George Washington was one of the first American scientific farmers. He exchanged letters with agricultural experimenters at home and in England. He imported plants, shrubs, and trees from many parts of the world. and tried crop rotation at a time when plenty of new land awaited men whose old lands were worn out.

Thomas Jefferson was a remarkably progressive Virginia farmer as well as statesman. He planted some of the first Brussels sprouts in America and was one of the first to set out pecan trees.

After Robbie Burns' father died, he leased the farm of Mossgiel near Mauchline East Ayrshire with his brother Gilbert. Working their noses to the grind, he and his brother paid themselves £7 per year each. It was not successful and the arduous farm work and undernourishment permanently injured Burns health, leading to the rheumatic heart disease from which he eventually died.

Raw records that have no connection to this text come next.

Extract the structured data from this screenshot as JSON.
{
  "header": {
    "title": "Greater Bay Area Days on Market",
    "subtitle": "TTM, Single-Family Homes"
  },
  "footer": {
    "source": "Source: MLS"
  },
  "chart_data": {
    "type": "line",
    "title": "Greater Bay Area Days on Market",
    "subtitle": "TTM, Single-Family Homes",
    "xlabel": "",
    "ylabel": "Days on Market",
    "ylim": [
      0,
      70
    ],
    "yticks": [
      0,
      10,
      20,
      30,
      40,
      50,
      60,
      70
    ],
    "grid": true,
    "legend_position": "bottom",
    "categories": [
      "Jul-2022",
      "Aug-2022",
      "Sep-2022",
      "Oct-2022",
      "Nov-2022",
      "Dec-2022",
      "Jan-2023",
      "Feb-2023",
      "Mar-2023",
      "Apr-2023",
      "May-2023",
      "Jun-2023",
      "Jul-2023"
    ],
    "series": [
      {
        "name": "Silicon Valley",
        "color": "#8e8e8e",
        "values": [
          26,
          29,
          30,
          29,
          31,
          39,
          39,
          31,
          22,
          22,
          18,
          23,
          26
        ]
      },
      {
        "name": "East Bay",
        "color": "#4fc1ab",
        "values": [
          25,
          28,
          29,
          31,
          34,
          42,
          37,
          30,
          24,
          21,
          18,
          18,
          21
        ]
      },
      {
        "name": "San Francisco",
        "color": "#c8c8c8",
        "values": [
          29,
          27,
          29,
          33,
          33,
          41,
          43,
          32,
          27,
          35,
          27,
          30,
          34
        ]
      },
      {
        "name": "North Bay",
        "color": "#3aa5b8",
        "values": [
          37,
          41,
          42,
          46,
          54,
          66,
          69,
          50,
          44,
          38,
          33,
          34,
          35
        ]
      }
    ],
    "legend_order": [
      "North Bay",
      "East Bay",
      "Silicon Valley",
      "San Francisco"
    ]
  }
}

In around 1816 a Cape Cod, Massachusetts farmer, Henry Hall noticed that cranberries were larger and juicier where a layer of sand from the dunes blew over the vines. He used this sand layering technique for his cranberries and became their first cultivator.

Rudyard Kipling lived the life of a farmer at his Bateman's mansion, owning rich pastures and a fine herd of Sussex cattle.

President Jimmy Carter was a peanut farmer. After his presidency Carter returned to Georgia to his peanut farm, which he had placed into a blind trust to avoid even the appearance of a conflict of interest. He found that the trustees had mismanaged the trust, leaving him more than one million dollars in debt.

The Archers, the world's longest running broadcast serial, was devised by the BBC for a practical purpose – to convey useful information to the farming community.

Many farmers love to attract barn owls as they are often better at reducing rodent populations than traps, poison or cats.

The rate of suicide among farmers in the US is three and a half times higher than among the general population, according to the National Rural Health Association.

While there are 2.2 million real farmers in the US, there are 80 million active Farmville farmers.